# Rubber Roof Vs. 1 Piece Vinyl Roof?



## Allsixofus (Mar 10, 2005)

Hey all... DW and I went to the local RV show yesterday... looked at some competing manufacturers.... what are the pros vs. cons to the roof material? The 1 piece vinyl roof comes with a 12 year warranty... love to hear your thoughts...

Added- just found this.... Lighter weight than rubber. Does not chalk like the common rubber. Extruded in one solid white piece, unlike black layered rubber which can separate, it should not streak black down the sidewalls.


----------



## CamperAndy (Aug 26, 2004)

The black streaks are not just from rubber shed. I had a Coleman Mesa PU for 4 years and it had a 1 piece abs roof, no rubber to be found and it had black streaks. Much of the common black steak is caused by pollen, pollution and mold spore (and yes some rubber oxide).
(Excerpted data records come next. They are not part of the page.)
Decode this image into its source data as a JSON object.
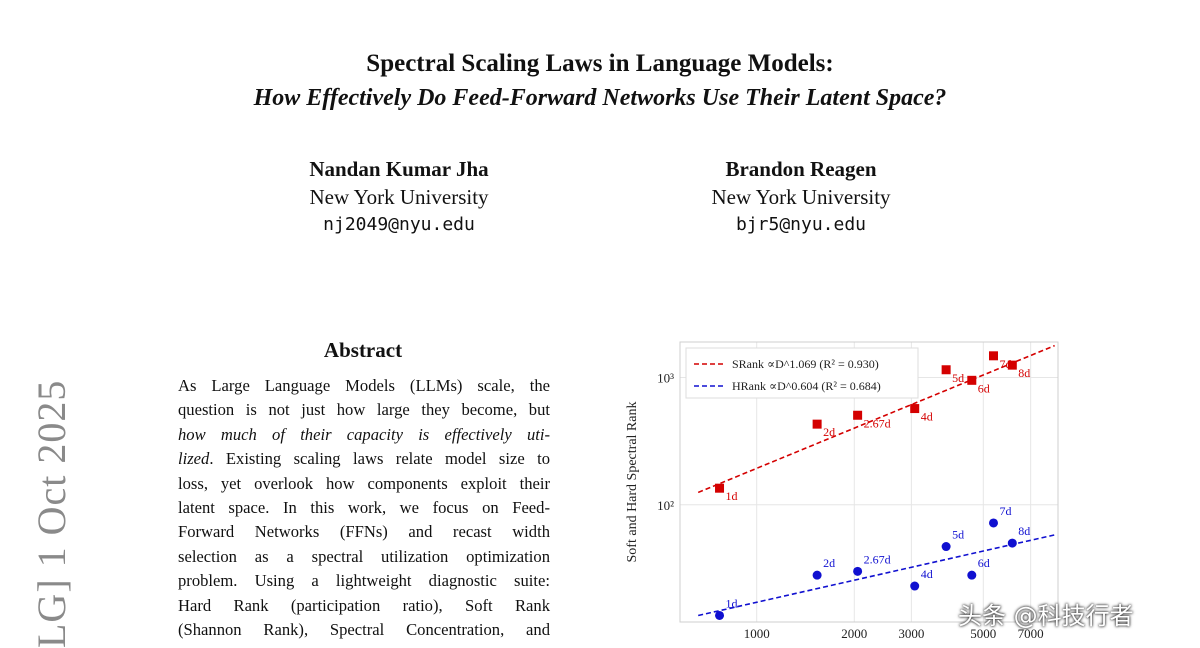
{
  "paper": {
    "title_line1": "Spectral Scaling Laws in Language Models:",
    "title_line2": "How Effectively Do Feed-Forward Networks Use Their Latent Space?",
    "authors": [
      {
        "name": "Nandan Kumar Jha",
        "affiliation": "New York University",
        "email": "nj2049@nyu.edu"
      },
      {
        "name": "Brandon Reagen",
        "affiliation": "New York University",
        "email": "bjr5@nyu.edu"
      }
    ],
    "arxiv_stamp": "LG]  1 Oct 2025",
    "abstract_heading": "Abstract",
    "abstract_lines": [
      "As Large Language Models (LLMs) scale, the",
      "question is not just how large they become, but",
      "how much of their capacity is effectively uti-",
      "lized",
      ". Existing scaling laws relate model size to",
      "loss, yet overlook how components exploit their",
      "latent space. In this work, we focus on Feed-",
      "Forward Networks (FFNs) and recast width",
      "selection as a spectral utilization optimization",
      "problem. Using a lightweight diagnostic suite:",
      "Hard Rank (participation ratio), Soft Rank",
      "(Shannon Rank), Spectral Concentration, and"
    ]
  },
  "watermark": "头条 @科技行者",
  "colors": {
    "srank": "#d40000",
    "hrank": "#1010d0"
  },
  "chart_data": {
    "type": "scatter",
    "xscale": "log",
    "yscale": "log",
    "xlim": [
      580,
      8500
    ],
    "ylim": [
      12,
      1900
    ],
    "ylabel": "Soft and Hard Spectral Rank",
    "xticks": [
      1000,
      2000,
      3000,
      5000,
      7000
    ],
    "xtick_labels": [
      "1000",
      "2000",
      "3000",
      "5000",
      "7000"
    ],
    "yticks": [
      100,
      1000
    ],
    "ytick_labels": [
      "10²",
      "10³"
    ],
    "legend_position": "top-left",
    "series": [
      {
        "name": "SRank",
        "legend_label": "SRank ∝D^1.069 (R² = 0.930)",
        "marker": "square",
        "points": [
          {
            "x": 768,
            "y": 135,
            "label": "1d"
          },
          {
            "x": 1536,
            "y": 430,
            "label": "2d"
          },
          {
            "x": 2048,
            "y": 505,
            "label": "2.67d"
          },
          {
            "x": 3072,
            "y": 570,
            "label": "4d"
          },
          {
            "x": 3840,
            "y": 1150,
            "label": "5d"
          },
          {
            "x": 4608,
            "y": 950,
            "label": "6d"
          },
          {
            "x": 5376,
            "y": 1480,
            "label": "7d"
          },
          {
            "x": 6144,
            "y": 1250,
            "label": "8d"
          }
        ],
        "fit": [
          [
            660,
            125
          ],
          [
            8300,
            1780
          ]
        ]
      },
      {
        "name": "HRank",
        "legend_label": "HRank ∝D^0.604 (R² = 0.684)",
        "marker": "circle",
        "points": [
          {
            "x": 768,
            "y": 13.5,
            "label": "1d"
          },
          {
            "x": 1536,
            "y": 28,
            "label": "2d"
          },
          {
            "x": 2048,
            "y": 30,
            "label": "2.67d"
          },
          {
            "x": 3072,
            "y": 23,
            "label": "4d"
          },
          {
            "x": 3840,
            "y": 47,
            "label": "5d"
          },
          {
            "x": 4608,
            "y": 28,
            "label": "6d"
          },
          {
            "x": 5376,
            "y": 72,
            "label": "7d"
          },
          {
            "x": 6144,
            "y": 50,
            "label": "8d"
          }
        ],
        "fit": [
          [
            660,
            13.5
          ],
          [
            8300,
            58
          ]
        ]
      }
    ]
  }
}
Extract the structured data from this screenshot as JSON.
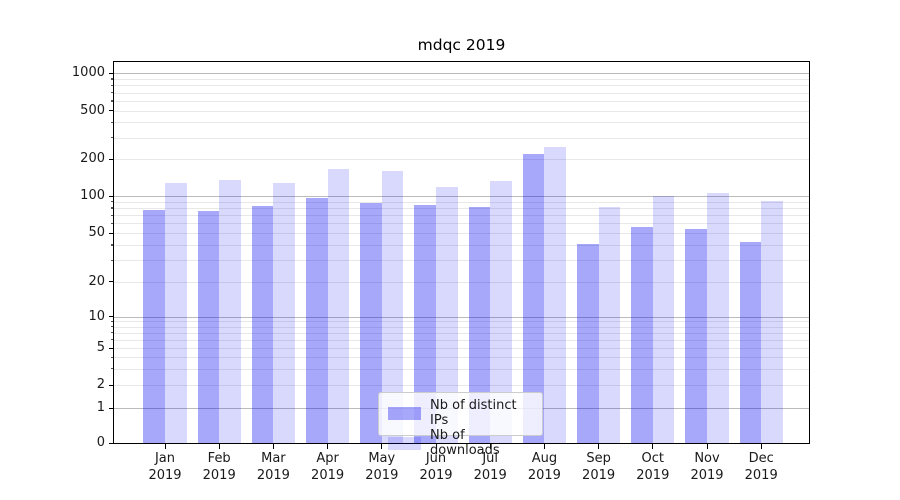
{
  "title": "mdqc 2019",
  "legend": {
    "entries": [
      {
        "label": "Nb of distinct IPs"
      },
      {
        "label": "Nb of downloads"
      }
    ]
  },
  "colors": {
    "bar_distinct_ips": "#0000F057",
    "bar_downloads": "#0000F026",
    "grid_major": "#bbbbbb",
    "grid_minor": "#e8e8e8",
    "spine": "#000000",
    "text": "#1a1a1a",
    "legend_border": "#cccccc"
  },
  "y_axis": {
    "scale": "symlog",
    "tick_values": [
      0,
      1,
      2,
      5,
      10,
      20,
      50,
      100,
      200,
      500,
      1000
    ],
    "tick_labels": [
      "0",
      "1",
      "2",
      "5",
      "10",
      "20",
      "50",
      "100",
      "200",
      "500",
      "1000"
    ]
  },
  "x_axis": {
    "month_labels": [
      "Jan",
      "Feb",
      "Mar",
      "Apr",
      "May",
      "Jun",
      "Jul",
      "Aug",
      "Sep",
      "Oct",
      "Nov",
      "Dec"
    ],
    "year_label": "2019"
  },
  "chart_data": {
    "type": "bar",
    "title": "mdqc 2019",
    "xlabel": "",
    "ylabel": "",
    "yscale": "symlog",
    "ylim": [
      0,
      1255
    ],
    "grid": true,
    "legend_position": "lower center",
    "categories": [
      "Jan 2019",
      "Feb 2019",
      "Mar 2019",
      "Apr 2019",
      "May 2019",
      "Jun 2019",
      "Jul 2019",
      "Aug 2019",
      "Sep 2019",
      "Oct 2019",
      "Nov 2019",
      "Dec 2019"
    ],
    "series": [
      {
        "name": "Nb of distinct IPs",
        "values": [
          77,
          75,
          83,
          96,
          88,
          84,
          81,
          220,
          41,
          56,
          54,
          42
        ]
      },
      {
        "name": "Nb of downloads",
        "values": [
          128,
          136,
          128,
          167,
          161,
          119,
          133,
          250,
          82,
          100,
          105,
          91
        ]
      }
    ]
  }
}
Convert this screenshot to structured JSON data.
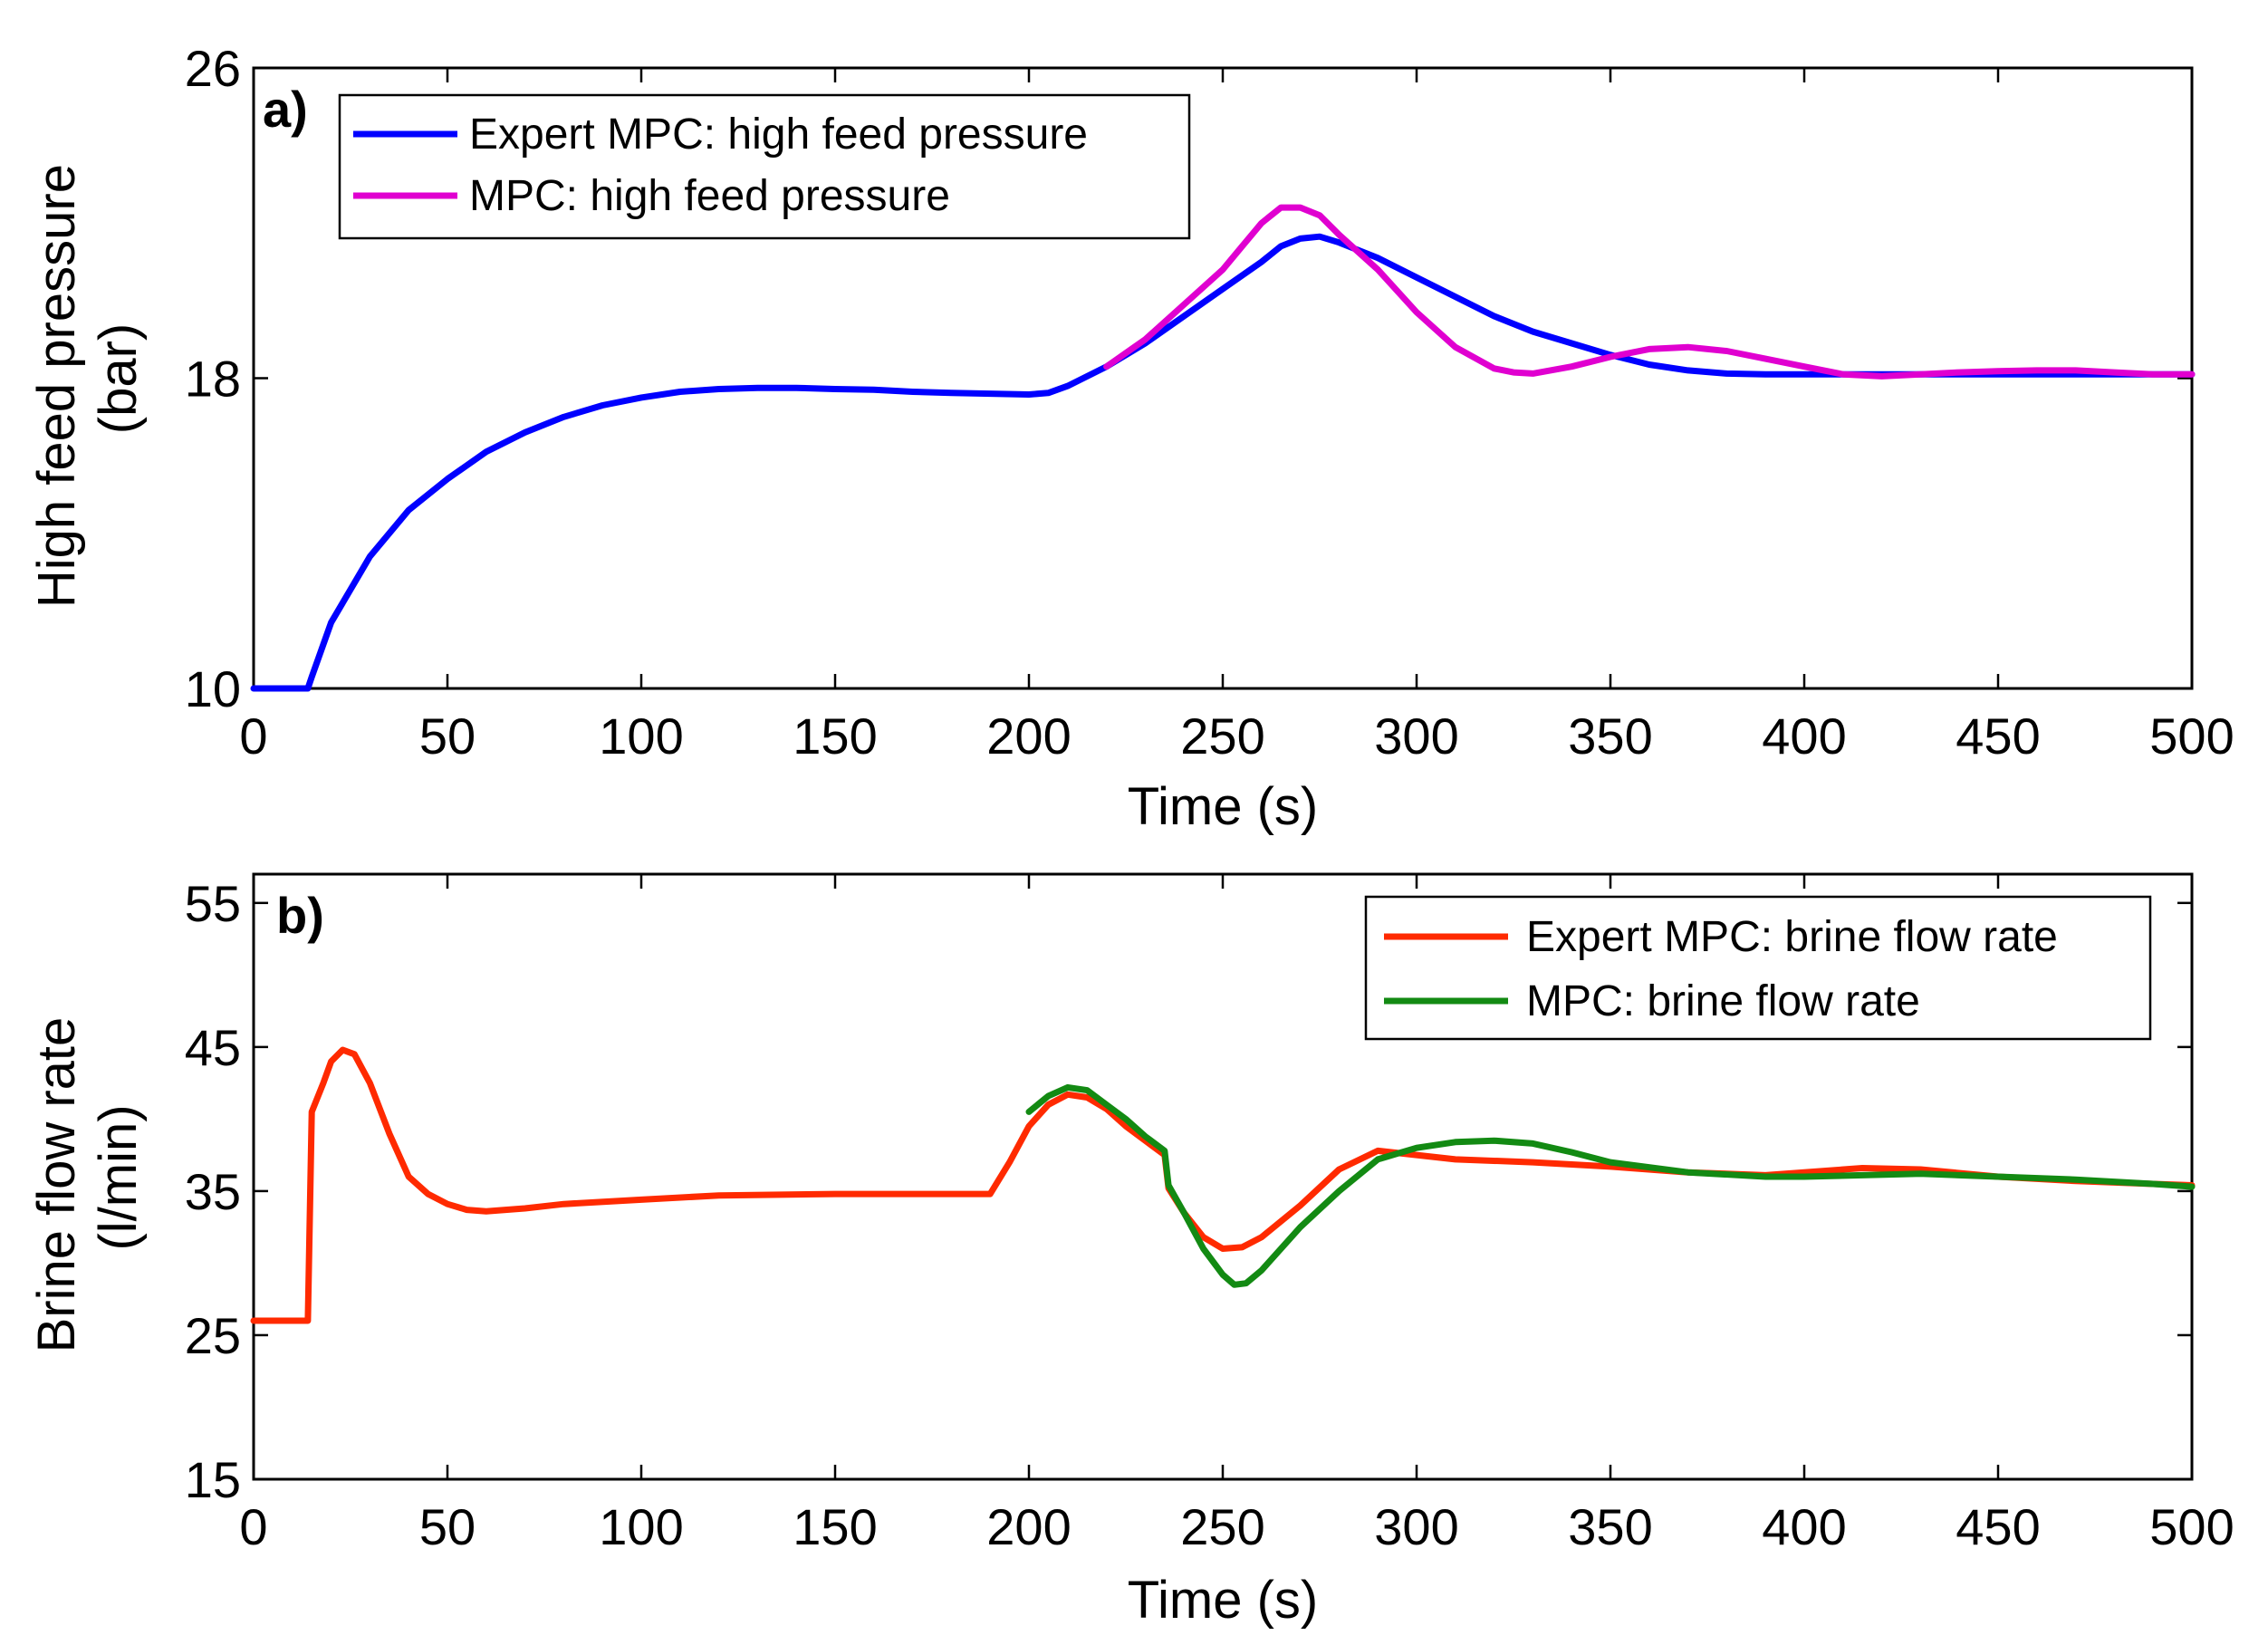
{
  "chart_data": [
    {
      "type": "line",
      "panel_label": "a)",
      "xlabel": "Time (s)",
      "ylabel_lines": [
        "High feed pressure",
        "(bar)"
      ],
      "xlim": [
        0,
        500
      ],
      "ylim": [
        10,
        26
      ],
      "xticks": [
        0,
        50,
        100,
        150,
        200,
        250,
        300,
        350,
        400,
        450,
        500
      ],
      "yticks": [
        10,
        18,
        26
      ],
      "grid": false,
      "legend_position": "top-left",
      "series": [
        {
          "name": "Expert MPC: high feed pressure",
          "color": "#0000ff",
          "points": [
            [
              0,
              10
            ],
            [
              14,
              10
            ],
            [
              15,
              10.3
            ],
            [
              20,
              11.7
            ],
            [
              30,
              13.4
            ],
            [
              40,
              14.6
            ],
            [
              50,
              15.4
            ],
            [
              60,
              16.1
            ],
            [
              70,
              16.6
            ],
            [
              80,
              17.0
            ],
            [
              90,
              17.3
            ],
            [
              100,
              17.5
            ],
            [
              110,
              17.65
            ],
            [
              120,
              17.72
            ],
            [
              130,
              17.75
            ],
            [
              140,
              17.75
            ],
            [
              150,
              17.72
            ],
            [
              160,
              17.7
            ],
            [
              170,
              17.65
            ],
            [
              180,
              17.62
            ],
            [
              190,
              17.6
            ],
            [
              200,
              17.58
            ],
            [
              205,
              17.62
            ],
            [
              210,
              17.8
            ],
            [
              220,
              18.3
            ],
            [
              230,
              18.9
            ],
            [
              240,
              19.6
            ],
            [
              250,
              20.3
            ],
            [
              260,
              21.0
            ],
            [
              265,
              21.4
            ],
            [
              270,
              21.6
            ],
            [
              275,
              21.65
            ],
            [
              280,
              21.5
            ],
            [
              290,
              21.1
            ],
            [
              300,
              20.6
            ],
            [
              310,
              20.1
            ],
            [
              320,
              19.6
            ],
            [
              330,
              19.2
            ],
            [
              340,
              18.9
            ],
            [
              350,
              18.6
            ],
            [
              360,
              18.35
            ],
            [
              370,
              18.2
            ],
            [
              380,
              18.12
            ],
            [
              390,
              18.1
            ],
            [
              400,
              18.1
            ],
            [
              420,
              18.1
            ],
            [
              450,
              18.1
            ],
            [
              480,
              18.1
            ],
            [
              500,
              18.1
            ]
          ]
        },
        {
          "name": "MPC: high feed pressure",
          "color": "#e000d0",
          "points": [
            [
              220,
              18.3
            ],
            [
              230,
              19.0
            ],
            [
              240,
              19.9
            ],
            [
              250,
              20.8
            ],
            [
              255,
              21.4
            ],
            [
              260,
              22.0
            ],
            [
              265,
              22.4
            ],
            [
              270,
              22.4
            ],
            [
              275,
              22.2
            ],
            [
              280,
              21.7
            ],
            [
              290,
              20.8
            ],
            [
              300,
              19.7
            ],
            [
              310,
              18.8
            ],
            [
              320,
              18.25
            ],
            [
              325,
              18.15
            ],
            [
              330,
              18.12
            ],
            [
              340,
              18.3
            ],
            [
              350,
              18.55
            ],
            [
              360,
              18.75
            ],
            [
              370,
              18.8
            ],
            [
              380,
              18.7
            ],
            [
              390,
              18.5
            ],
            [
              400,
              18.3
            ],
            [
              410,
              18.1
            ],
            [
              420,
              18.05
            ],
            [
              430,
              18.1
            ],
            [
              440,
              18.15
            ],
            [
              450,
              18.18
            ],
            [
              460,
              18.2
            ],
            [
              470,
              18.2
            ],
            [
              480,
              18.15
            ],
            [
              490,
              18.1
            ],
            [
              500,
              18.1
            ]
          ]
        }
      ]
    },
    {
      "type": "line",
      "panel_label": "b)",
      "xlabel": "Time (s)",
      "ylabel_lines": [
        "Brine flow rate",
        "(l/min)"
      ],
      "xlim": [
        0,
        500
      ],
      "ylim": [
        15,
        57
      ],
      "xticks": [
        0,
        50,
        100,
        150,
        200,
        250,
        300,
        350,
        400,
        450,
        500
      ],
      "yticks": [
        15,
        25,
        35,
        45,
        55
      ],
      "grid": false,
      "legend_position": "top-right",
      "series": [
        {
          "name": "Expert MPC: brine flow rate",
          "color": "#ff2a00",
          "points": [
            [
              0,
              26
            ],
            [
              14,
              26
            ],
            [
              15,
              40.5
            ],
            [
              18,
              42.5
            ],
            [
              20,
              44
            ],
            [
              23,
              44.8
            ],
            [
              26,
              44.5
            ],
            [
              30,
              42.5
            ],
            [
              35,
              39
            ],
            [
              40,
              36
            ],
            [
              45,
              34.8
            ],
            [
              50,
              34.1
            ],
            [
              55,
              33.7
            ],
            [
              60,
              33.6
            ],
            [
              70,
              33.8
            ],
            [
              80,
              34.1
            ],
            [
              100,
              34.4
            ],
            [
              120,
              34.7
            ],
            [
              150,
              34.8
            ],
            [
              170,
              34.8
            ],
            [
              190,
              34.8
            ],
            [
              195,
              37
            ],
            [
              200,
              39.5
            ],
            [
              205,
              41
            ],
            [
              210,
              41.7
            ],
            [
              215,
              41.5
            ],
            [
              220,
              40.7
            ],
            [
              225,
              39.5
            ],
            [
              230,
              38.5
            ],
            [
              235,
              37.5
            ],
            [
              236,
              35.2
            ],
            [
              240,
              33.5
            ],
            [
              245,
              31.8
            ],
            [
              250,
              31.0
            ],
            [
              255,
              31.1
            ],
            [
              260,
              31.8
            ],
            [
              270,
              34
            ],
            [
              280,
              36.5
            ],
            [
              290,
              37.8
            ],
            [
              300,
              37.5
            ],
            [
              310,
              37.2
            ],
            [
              330,
              37.0
            ],
            [
              350,
              36.7
            ],
            [
              370,
              36.3
            ],
            [
              390,
              36.1
            ],
            [
              400,
              36.3
            ],
            [
              415,
              36.6
            ],
            [
              430,
              36.5
            ],
            [
              450,
              36.0
            ],
            [
              470,
              35.7
            ],
            [
              490,
              35.5
            ],
            [
              500,
              35.4
            ]
          ]
        },
        {
          "name": "MPC: brine flow rate",
          "color": "#138a13",
          "points": [
            [
              200,
              40.5
            ],
            [
              205,
              41.6
            ],
            [
              210,
              42.2
            ],
            [
              215,
              42.0
            ],
            [
              220,
              41.0
            ],
            [
              225,
              40.0
            ],
            [
              230,
              38.8
            ],
            [
              235,
              37.8
            ],
            [
              236,
              35.4
            ],
            [
              240,
              33.5
            ],
            [
              245,
              31.0
            ],
            [
              250,
              29.2
            ],
            [
              253,
              28.5
            ],
            [
              256,
              28.6
            ],
            [
              260,
              29.5
            ],
            [
              270,
              32.5
            ],
            [
              280,
              35.0
            ],
            [
              290,
              37.2
            ],
            [
              300,
              38.0
            ],
            [
              310,
              38.4
            ],
            [
              320,
              38.5
            ],
            [
              330,
              38.3
            ],
            [
              340,
              37.7
            ],
            [
              350,
              37.0
            ],
            [
              370,
              36.3
            ],
            [
              390,
              36.0
            ],
            [
              400,
              36.0
            ],
            [
              415,
              36.1
            ],
            [
              430,
              36.2
            ],
            [
              450,
              36.0
            ],
            [
              470,
              35.8
            ],
            [
              490,
              35.5
            ],
            [
              500,
              35.3
            ]
          ]
        }
      ]
    }
  ]
}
The laminated rubber roof is a good product and the most likely reason you have it on your trailer though is it is cheaper then fiberglass and aluminum. As compared to vinyl I do not think it would be much more durable. Both will last more or less the same number of years with proper care and both require the same type of maintenance.

The MOST common roof failure is not due to roofing material manufacture but due to installation faults.


----------